JOHANNESBURG: South Africa's rand weakened slightly on Monday in subdued trading with no economic data and investors awaiting President Cyril Ramaphosa's announcement of a new cabinet that will implement his economic reform plans.
At 1645 GMT the rand was 0.23% softer at 14.4350, having drifted in a narrow range for most of the session after reaching 14.3900 in early trade.
Ramaphosa was sworn in as South Africa's president on Saturday, vowing to create jobs and tackle deep-rooted corruption that has strangled economic growth. But analysts say he faces significant resistance from inside his African National Congress party.
Challenges facing Ramaphosa on the economic front were highlighted on Friday by the resignation of Eskom's chief executive, a year after he was appointed to stabilise the power utility and keep the lights on after nationwide blackouts.
Also on Friday, S&P Global Ratings kept South Africa's credit rating unchanged one notch below investment grade.
"The rand has largely ignored the S&P outcome, instead seeing some mild stabilisation over the weekend, after last week's escalations in US protectionism, with the rand weakening," said Investec's chief economist Annabel Bishop.

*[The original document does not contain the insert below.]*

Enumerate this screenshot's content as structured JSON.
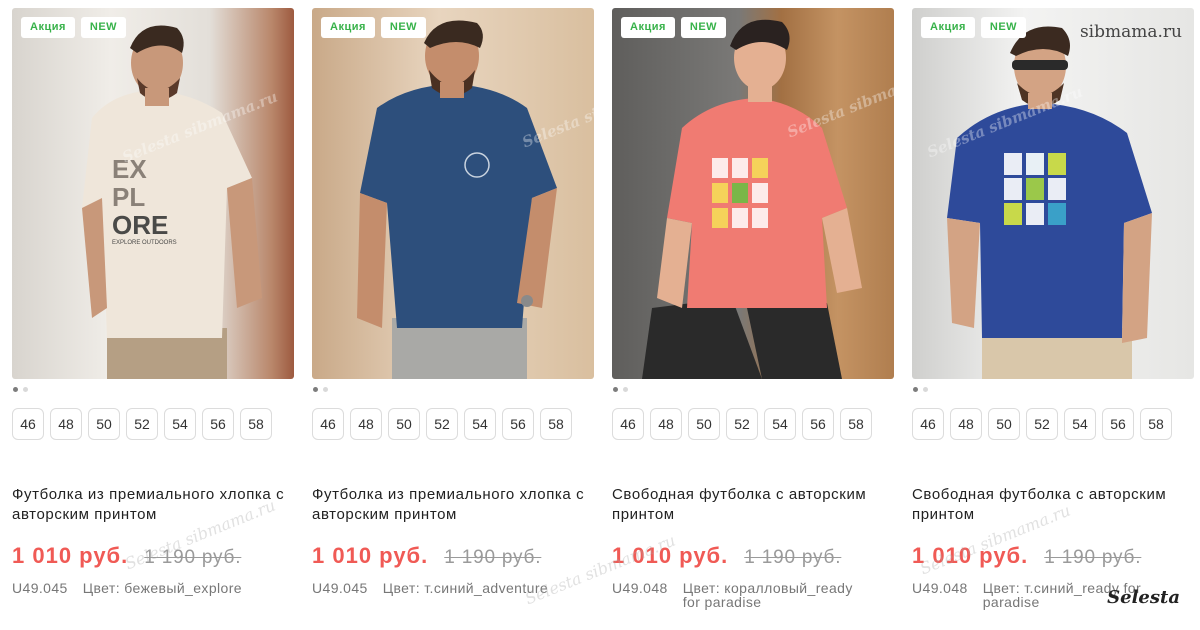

In equities, stocks closed stronger as the broader All-Share index climbed 0.12% to 54,488 points, while the blue-chip Top-40 index rose 0.14% to 48,497 points.

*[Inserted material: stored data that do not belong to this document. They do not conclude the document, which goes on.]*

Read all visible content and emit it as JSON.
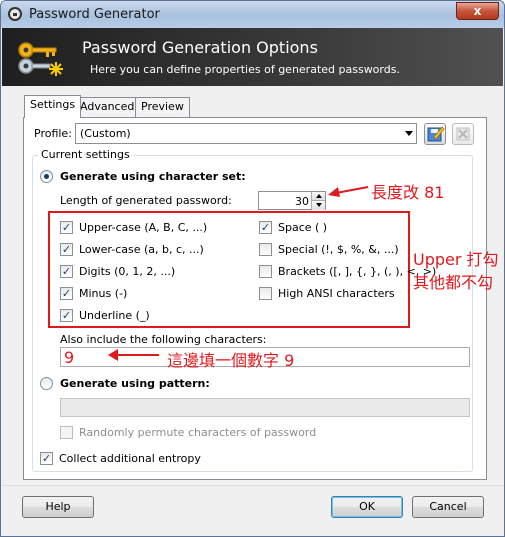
{
  "window": {
    "title": "Password Generator",
    "close_glyph": "x"
  },
  "banner": {
    "title": "Password Generation Options",
    "subtitle": "Here you can define properties of generated passwords."
  },
  "tabs": [
    {
      "label": "Settings",
      "active": true
    },
    {
      "label": "Advanced",
      "active": false
    },
    {
      "label": "Preview",
      "active": false
    }
  ],
  "profile": {
    "label": "Profile:",
    "value": "(Custom)"
  },
  "current_settings": {
    "group_label": "Current settings",
    "mode_charset_label": "Generate using character set:",
    "length_label": "Length of generated password:",
    "length_value": "30",
    "options_left": [
      {
        "label": "Upper-case (A, B, C, ...)",
        "checked": true
      },
      {
        "label": "Lower-case (a, b, c, ...)",
        "checked": true
      },
      {
        "label": "Digits (0, 1, 2, ...)",
        "checked": true
      },
      {
        "label": "Minus (-)",
        "checked": true
      },
      {
        "label": "Underline (_)",
        "checked": true
      }
    ],
    "options_right": [
      {
        "label": "Space ( )",
        "checked": true
      },
      {
        "label": "Special (!, $, %, &, ...)",
        "checked": false
      },
      {
        "label": "Brackets ([, ], {, }, (, ), <, >)",
        "checked": false
      },
      {
        "label": "High ANSI characters",
        "checked": false
      }
    ],
    "also_include_label": "Also include the following characters:",
    "also_include_value": "9",
    "mode_pattern_label": "Generate using pattern:",
    "pattern_value": "",
    "permute_label": "Randomly permute characters of password",
    "permute_checked": false
  },
  "entropy": {
    "label": "Collect additional entropy",
    "checked": true
  },
  "buttons": {
    "help": "Help",
    "ok": "OK",
    "cancel": "Cancel"
  },
  "annotations": {
    "length": "長度改 81",
    "upper_line1": "Upper 打勾",
    "upper_line2": "其他都不勾",
    "digit": "這邊填一個數字 9",
    "color": "#e0191f"
  },
  "icons": {
    "profile_save": "save-profile-icon",
    "profile_delete": "delete-profile-icon",
    "banner": "keys-icon"
  },
  "colors": {
    "banner_bg": "#2b2b2b",
    "title_bar": "#b8cde6",
    "annotation": "#e0191f"
  }
}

Shares in South Africa's Telkom hit a record high after its full-year results came in better than expected, climbing 13.6% before closing just over 4% stronger at 90.00 rand.

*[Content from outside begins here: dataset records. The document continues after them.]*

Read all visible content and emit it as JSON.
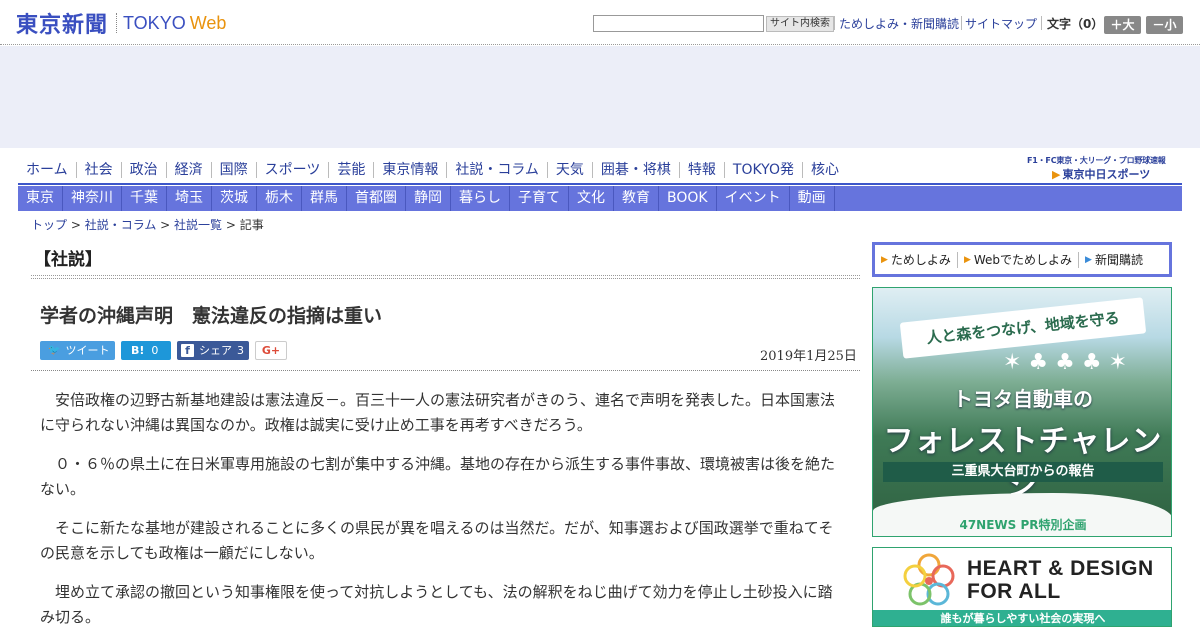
{
  "header": {
    "logo_jp": "東京新聞",
    "logo_tokyo": "TOKYO",
    "logo_web": "Web",
    "search_button": "サイト内検索",
    "links": [
      "ためしよみ・新聞購読",
      "サイトマップ"
    ],
    "font_size_label": "文字（0）",
    "font_larger": "＋大",
    "font_smaller": "－小"
  },
  "main_nav": [
    "ホーム",
    "社会",
    "政治",
    "経済",
    "国際",
    "スポーツ",
    "芸能",
    "東京情報",
    "社説・コラム",
    "天気",
    "囲碁・将棋",
    "特報",
    "TOKYO発",
    "核心"
  ],
  "chunichi": {
    "sub": "F1・FC東京・大リーグ・プロ野球速報",
    "name": "東京中日スポーツ"
  },
  "sub_nav": [
    "東京",
    "神奈川",
    "千葉",
    "埼玉",
    "茨城",
    "栃木",
    "群馬",
    "首都圏",
    "静岡",
    "暮らし",
    "子育て",
    "文化",
    "教育",
    "BOOK",
    "イベント",
    "動画"
  ],
  "breadcrumb": {
    "items": [
      "トップ",
      "社説・コラム",
      "社説一覧"
    ],
    "current": "記事"
  },
  "article": {
    "section": "【社説】",
    "title": "学者の沖縄声明　憲法違反の指摘は重い",
    "date": "2019年1月25日",
    "share": {
      "tweet": "ツイート",
      "hatena_count": "0",
      "facebook": "シェア",
      "facebook_count": "3",
      "gplus": "G+"
    },
    "paragraphs": [
      "安倍政権の辺野古新基地建設は憲法違反－。百三十一人の憲法研究者がきのう、連名で声明を発表した。日本国憲法に守られない沖縄は異国なのか。政権は誠実に受け止め工事を再考すべきだろう。",
      "０・６％の県土に在日米軍専用施設の七割が集中する沖縄。基地の存在から派生する事件事故、環境被害は後を絶たない。",
      "そこに新たな基地が建設されることに多くの県民が異を唱えるのは当然だ。だが、知事選および国政選挙で重ねてその民意を示しても政権は一顧だにしない。",
      "埋め立て承認の撤回という知事権限を使って対抗しようとしても、法の解釈をねじ曲げて効力を停止し土砂投入に踏み切る。"
    ]
  },
  "sidebar": {
    "subscribe_links": [
      "ためしよみ",
      "Webでためしよみ",
      "新聞購読"
    ],
    "triangle_colors": [
      "#e9930e",
      "#e9930e",
      "#3a8bd8"
    ],
    "ad1": {
      "banner": "人と森をつなげ、地域を守る",
      "line1": "トヨタ自動車の",
      "line2": "フォレストチャレンジ",
      "line3": "三重県大台町からの報告",
      "footer": "47NEWS PR特別企画"
    },
    "ad2": {
      "line1": "HEART & DESIGN",
      "line2": "FOR ALL",
      "band": "誰もが暮らしやすい社会の実現へ"
    }
  }
}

Leading the blue chips was paper and pulp maker Sappi , which gained 2.49% to 54.30 rand. Insurer Discovery climbed 2.23% to 139.80 rand.
Telkom's results caught some investors by surprise, and left those that had bet against the stock scrambling to cover their short positions, Cratos Capital's chief trader Greg Davies said.
"The results don't really justify the share move, but people have to cover short positions, then the share needs to go higher," added Davies.
Bonds weakened, with the yield on the benchmark government bond due in 2026 up 4.5 basis points to 8.405%.